Here is a more "interpretable" version in terms of correlations: \begin{aligned} \mathbb{C}\mathrm{orr}(X,Y) &= b_1 \frac{\sqrt{\mathbb{V}\mathrm{ar}\{X\}}}{\sqrt{\mathbb{V}\mathrm{ar}\{Y\}}}. \\ \mbox{In sample terms, } \quad r_{xy} &= b_1 \frac{s_x}{s_y} \quad \mbox{ so } \quad b_1 = r_{xy} \frac{s_y}{s_x}. \end{aligned}

Apparently, slope from noisy data pairs $$(x_1,y_1), \dots, (x_n, y_n)$$ is: $b_1 = r_{xy} \frac{s_y}{s_x} = \mbox{corr } \times \frac{\mathrm{rise}}{\mathrm{run}}.$

• or correlation times "units $$Y$$" per "units $$X$$".

## Wage data

Data:

• Greenberg and Kosters, 1970, Rand Corporation.

## Pretty good fit

My eyeballs are pretty good.

plot(size, price, pch=20)
abline(35, 40, col=2)

## What is a good line?

Can we do better than the eyeball method?

We desire a strategy for estimating the slope and intercept parameters in the model $\hat{y} = b_0 + b_1 x.$

That involves

• choosing a criteria,
• i.e., quantifying how good a line is relative to the data
• and matching that criteria with a solution
• i.e., finding the best line subject to that criteria.

## Fitted values and residuals

Although there are lots of ways to choose a criteria

• only a small handful lead to solutions that are "easy" to compute
• and which have nice statistical properties.

Most reasonable criteria involve measuring the amount by which the fitted value

• obtained from the line for each point in the data, $$\hat{y}_i = b_0 + b_1 x_i$$

differs from the observed value of the response in the data, $$y_i$$.
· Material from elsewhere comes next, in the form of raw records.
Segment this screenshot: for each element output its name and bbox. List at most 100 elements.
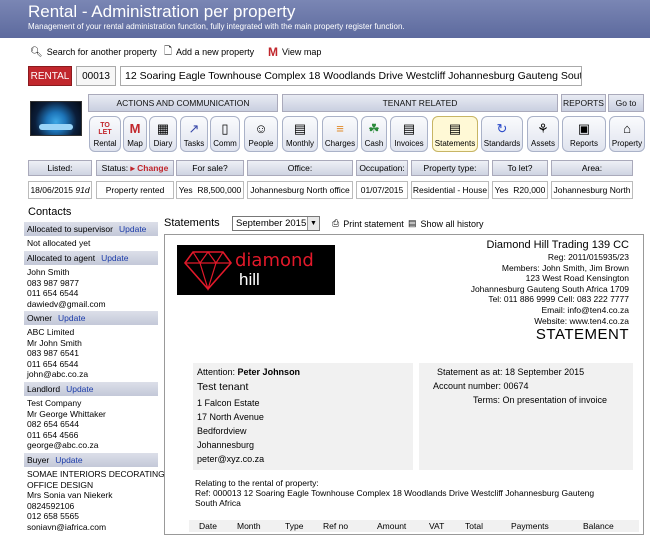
agent-update-link[interactable]: Update [101, 253, 128, 263]
buyer-line: 012 658 5565 [27, 511, 79, 521]
landlord-line: 082 654 6544 [27, 419, 79, 429]
occupation-label: Occupation: [356, 160, 408, 176]
nav-cash-button[interactable]: ☘ Cash [361, 116, 387, 152]
monthly-icon: ▤ [293, 121, 307, 136]
nav-people-button[interactable]: ☺ People [244, 116, 278, 152]
column-header: Balance [583, 521, 614, 531]
office-label: Office: [247, 160, 353, 176]
page-title: Rental - Administration per property [28, 2, 296, 21]
printer-icon: ⎙ [332, 218, 340, 228]
supervisor-header: Allocated to supervisor Update [24, 222, 158, 236]
buyer-email[interactable]: soniavn@iafrica.com [27, 522, 106, 533]
comm-icon: ▯ [221, 121, 229, 136]
view-map-link[interactable]: M View map [268, 45, 321, 59]
nav-invoices-button[interactable]: ▤ Invoices [390, 116, 428, 152]
map-icon: M [129, 121, 141, 136]
page-subtitle: Management of your rental administration… [28, 22, 405, 31]
nav-comm-button[interactable]: ▯ Comm [210, 116, 240, 152]
nav-standards-button[interactable]: ↻ Standards [481, 116, 523, 152]
nav-monthly-button[interactable]: ▤ Monthly [282, 116, 318, 152]
reports-section-header: REPORTS [561, 94, 606, 112]
search-icon: 🔍︎ [30, 46, 43, 58]
new-document-icon: 🗋︎ [164, 45, 173, 57]
agent-email[interactable]: dawiedv@gmail.com [27, 299, 106, 310]
actions-section-header: ACTIONS AND COMMUNICATION [88, 94, 278, 112]
nav-charges-button[interactable]: ≡ Charges [322, 116, 358, 152]
landlord-update-link[interactable]: Update [66, 384, 93, 394]
nav-rental-button[interactable]: TO LET Rental [89, 116, 121, 152]
buyer-line: Mrs Sonia van Niekerk [27, 490, 113, 500]
forsale-label: For sale? [176, 160, 244, 176]
nav-map-button[interactable]: M Map [123, 116, 147, 152]
nav-diary-button[interactable]: ▦ Diary [149, 116, 177, 152]
owner-line: Mr John Smith [27, 337, 82, 348]
company-name: Diamond Hill Trading 139 CC [486, 239, 629, 251]
attention-name: Peter Johnson [237, 367, 301, 377]
property-id: 00013 [76, 66, 116, 86]
cash-icon: ☘ [368, 121, 380, 136]
show-history-link[interactable]: ▤ Show all history [408, 218, 484, 229]
app-header: Rental - Administration per property Man… [0, 0, 650, 38]
payment-terms: Terms: On presentation of invoice [473, 395, 608, 405]
landlord-line: Mr George Whittaker [27, 408, 106, 419]
tenant-name: Test tenant [197, 381, 249, 393]
list-icon: ▤ [408, 218, 417, 228]
statements-title: Statements [164, 217, 220, 229]
statement-info-box: Statement as at: 18 September 2015 Accou… [419, 363, 633, 470]
page: { "header": { "title": "Rental - Adminis… [0, 0, 650, 535]
nav-tasks-button[interactable]: ↗ Tasks [180, 116, 208, 152]
top-links: 🔍︎ Search for another property 🗋︎ Add a … [0, 42, 650, 62]
property-address: 12 Soaring Eagle Townhouse Complex 18 Wo… [120, 66, 582, 86]
landlord-line: 011 654 4566 [27, 429, 79, 440]
status-label-cell: Status: ▸ Change [96, 160, 174, 176]
standards-icon: ↻ [496, 121, 508, 136]
property-bar: RENTAL 00013 12 Soaring Eagle Townhouse … [28, 66, 582, 88]
print-statement-link[interactable]: ⎙ Print statement [332, 218, 404, 229]
property-type-value: Residential - House [411, 181, 489, 199]
nav-assets-button[interactable]: ⚘ Assets [527, 116, 559, 152]
column-header: Amount [377, 521, 407, 531]
status-change-link[interactable]: ▸ Change [131, 163, 169, 174]
column-header: Month [237, 521, 261, 531]
column-header: Ref no [323, 521, 349, 531]
goto-section-header: Go to [608, 94, 644, 112]
add-property-link[interactable]: 🗋︎ Add a new property [164, 45, 254, 59]
statement-month-select[interactable]: September 2015 ▼ [232, 216, 320, 231]
people-icon: ☺ [254, 121, 268, 136]
nav-reports-button[interactable]: ▣ Reports [562, 116, 606, 152]
supervisor-line: Not allocated yet [27, 238, 91, 248]
owner-line: 083 987 6541 [27, 348, 79, 358]
relating-text: Relating to the rental of property: Ref:… [195, 478, 615, 508]
landlord-line: Test Company [27, 398, 82, 408]
charges-icon: ≡ [336, 121, 344, 136]
owner-email[interactable]: john@abc.co.za [27, 369, 88, 380]
landlord-email[interactable]: george@abc.co.za [27, 440, 98, 451]
reports-icon: ▣ [577, 121, 591, 136]
property-thumbnail[interactable] [30, 101, 82, 136]
listed-value: 18/06/2015 91d [28, 181, 92, 199]
owner-update-link[interactable]: Update [58, 313, 85, 323]
area-label: Area: [551, 160, 633, 176]
tenant-address: 1 Falcon Estate [197, 398, 260, 408]
nav-statements-button[interactable]: ▤ Statements [432, 116, 478, 152]
landlord-header: Landlord Update [24, 382, 158, 396]
to-let-icon: TO LET [98, 122, 112, 136]
diary-icon: ▦ [156, 121, 170, 136]
contacts-title: Contacts [28, 206, 72, 218]
company-logo: diamond hill [177, 245, 335, 295]
buyer-update-link[interactable]: Update [55, 455, 82, 465]
company-detail: Members: John Smith, Jim Brown [501, 262, 629, 273]
company-detail: Reg: 2011/015935/23 [547, 252, 629, 262]
nav-property-button[interactable]: ⌂ Property [609, 116, 645, 152]
supervisor-update-link[interactable]: Update [119, 224, 146, 234]
agent-line: 011 654 6544 [27, 288, 79, 298]
account-number: Account number: 00674 [433, 381, 529, 391]
owner-line: 011 654 6544 [27, 358, 79, 369]
statement-heading: STATEMENT [535, 326, 629, 343]
tasks-icon: ↗ [188, 121, 200, 136]
attention-box: Attention: Peter Johnson Test tenant 1 F… [193, 363, 413, 470]
search-property-link[interactable]: 🔍︎ Search for another property [30, 45, 157, 59]
owner-line: ABC Limited [27, 327, 75, 337]
company-detail: Johannesburg Gauteng South Africa 1709 [470, 283, 629, 294]
statement-date: Statement as at: 18 September 2015 [437, 367, 585, 377]
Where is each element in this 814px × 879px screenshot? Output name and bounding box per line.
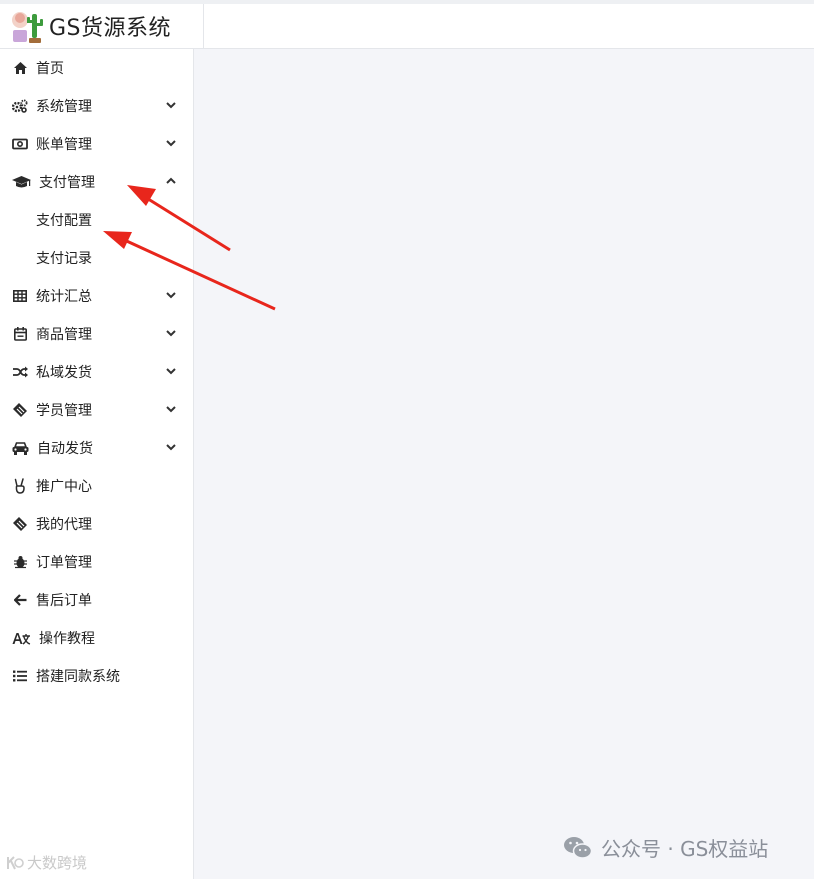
sidebar-item-label: 售后订单 bbox=[36, 593, 92, 609]
bug-icon bbox=[12, 554, 28, 570]
watermark-left-text: 大数跨境 bbox=[27, 854, 88, 872]
sidebar-item-promotion[interactable]: 推广中心 bbox=[0, 467, 193, 505]
graduation-cap-icon bbox=[12, 174, 31, 190]
sidebar-item-my-agents[interactable]: 我的代理 bbox=[0, 505, 193, 543]
logo-area[interactable]: GS货源系统 bbox=[0, 4, 204, 48]
list-icon bbox=[12, 668, 28, 684]
sidebar-item-tutorial[interactable]: 操作教程 bbox=[0, 619, 193, 657]
chevron-down-icon bbox=[166, 330, 176, 337]
sidebar-item-label: 支付管理 bbox=[39, 175, 95, 191]
sidebar-item-students[interactable]: 学员管理 bbox=[0, 391, 193, 429]
sidebar-item-label: 私域发货 bbox=[36, 365, 92, 381]
ticket-icon bbox=[12, 402, 28, 418]
sidebar-item-label: 账单管理 bbox=[36, 137, 92, 153]
sidebar-item-payment[interactable]: 支付管理 bbox=[0, 163, 193, 201]
home-icon bbox=[12, 60, 28, 76]
sidebar-item-private-delivery[interactable]: 私域发货 bbox=[0, 353, 193, 391]
sidebar-item-build-system[interactable]: 搭建同款系统 bbox=[0, 657, 193, 695]
ticket-icon bbox=[12, 516, 28, 532]
sidebar-item-auto-delivery[interactable]: 自动发货 bbox=[0, 429, 193, 467]
watermark-left: 大数跨境 bbox=[6, 852, 87, 873]
chevron-down-icon bbox=[166, 292, 176, 299]
chevron-down-icon bbox=[166, 368, 176, 375]
chevron-down-icon bbox=[166, 444, 176, 451]
sidebar-subitem-payment-config[interactable]: 支付配置 bbox=[0, 201, 193, 239]
peace-hand-icon bbox=[12, 478, 28, 494]
chevron-down-icon bbox=[166, 140, 176, 147]
app-logo bbox=[10, 8, 46, 44]
sidebar-item-orders[interactable]: 订单管理 bbox=[0, 543, 193, 581]
sidebar-item-after-sales[interactable]: 售后订单 bbox=[0, 581, 193, 619]
money-bill-icon bbox=[12, 136, 28, 152]
sidebar-item-label: 学员管理 bbox=[36, 403, 92, 419]
sidebar-item-label: 系统管理 bbox=[36, 99, 92, 115]
watermark-right: 公众号 · GS权益站 bbox=[563, 833, 768, 862]
chevron-up-icon bbox=[166, 177, 176, 184]
sidebar-item-label: 订单管理 bbox=[36, 555, 92, 571]
sidebar-item-billing[interactable]: 账单管理 bbox=[0, 125, 193, 163]
sidebar-subitem-label: 支付配置 bbox=[36, 213, 92, 229]
sidebar-item-label: 首页 bbox=[36, 61, 64, 77]
watermark-right-text: 公众号 · GS权益站 bbox=[601, 837, 769, 861]
chevron-down-icon bbox=[166, 406, 176, 413]
sidebar-item-label: 操作教程 bbox=[39, 631, 95, 647]
main-content bbox=[194, 49, 814, 879]
top-header: GS货源系统 bbox=[0, 4, 814, 49]
car-icon bbox=[12, 440, 29, 456]
arrow-left-icon bbox=[12, 592, 28, 608]
gears-icon bbox=[12, 98, 28, 114]
chevron-down-icon bbox=[166, 102, 176, 109]
sidebar-item-products[interactable]: 商品管理 bbox=[0, 315, 193, 353]
sidebar-item-system[interactable]: 系统管理 bbox=[0, 87, 193, 125]
sidebar-item-home[interactable]: 首页 bbox=[0, 49, 193, 87]
translate-icon bbox=[12, 630, 31, 646]
sidebar-item-label: 搭建同款系统 bbox=[36, 669, 120, 685]
sidebar-item-statistics[interactable]: 统计汇总 bbox=[0, 277, 193, 315]
sidebar-item-label: 统计汇总 bbox=[36, 289, 92, 305]
app-title: GS货源系统 bbox=[49, 16, 172, 41]
wechat-icon bbox=[564, 836, 593, 859]
table-icon bbox=[12, 288, 28, 304]
sidebar-item-label: 我的代理 bbox=[36, 517, 92, 533]
shuffle-icon bbox=[12, 364, 28, 380]
sidebar-item-label: 推广中心 bbox=[36, 479, 92, 495]
sidebar-item-label: 商品管理 bbox=[36, 327, 92, 343]
sidebar-subitem-label: 支付记录 bbox=[36, 251, 92, 267]
sidebar-subitem-payment-records[interactable]: 支付记录 bbox=[0, 239, 193, 277]
sidebar-item-label: 自动发货 bbox=[37, 441, 93, 457]
calendar-icon bbox=[12, 326, 28, 342]
sidebar: 首页 系统管理 账单管理 支付管理 支付配置 支付记录 统计汇总 商品管理 私域… bbox=[0, 49, 194, 879]
watermark-logo-icon bbox=[7, 855, 24, 869]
• This amount is called the residual: $$e_i = y_i - \hat{y}_i$$.
• Good lines produce small residuals.

The residual $$e_i$$ is the discrepancy between the fitted $$\hat{y}_i$$ and observed $$y_i$$ values.

• Note that we can write $$y_i = \hat{y}_i + (y_i - \hat{y}_i) = \hat{y}_i + e_i$$.

## Least squares

A reasonable goal is to minimize the size of all residuals:

• If they were all zero we would have a perfect line.
• There is a trade-off between moving closer to some points and at the same time moving away from other points.

Since some residuals are positive and some are negative, we need one more ingredient.

• $$|e_i|$$ treats positives and negatives equally.
• So does $$e_i^2$$ which is easier to work with mathematically.

The method of least squares chooses $$b_0$$ and $$b_1$$ to minimize $$\sum_{i=1}^n e_i^2$$.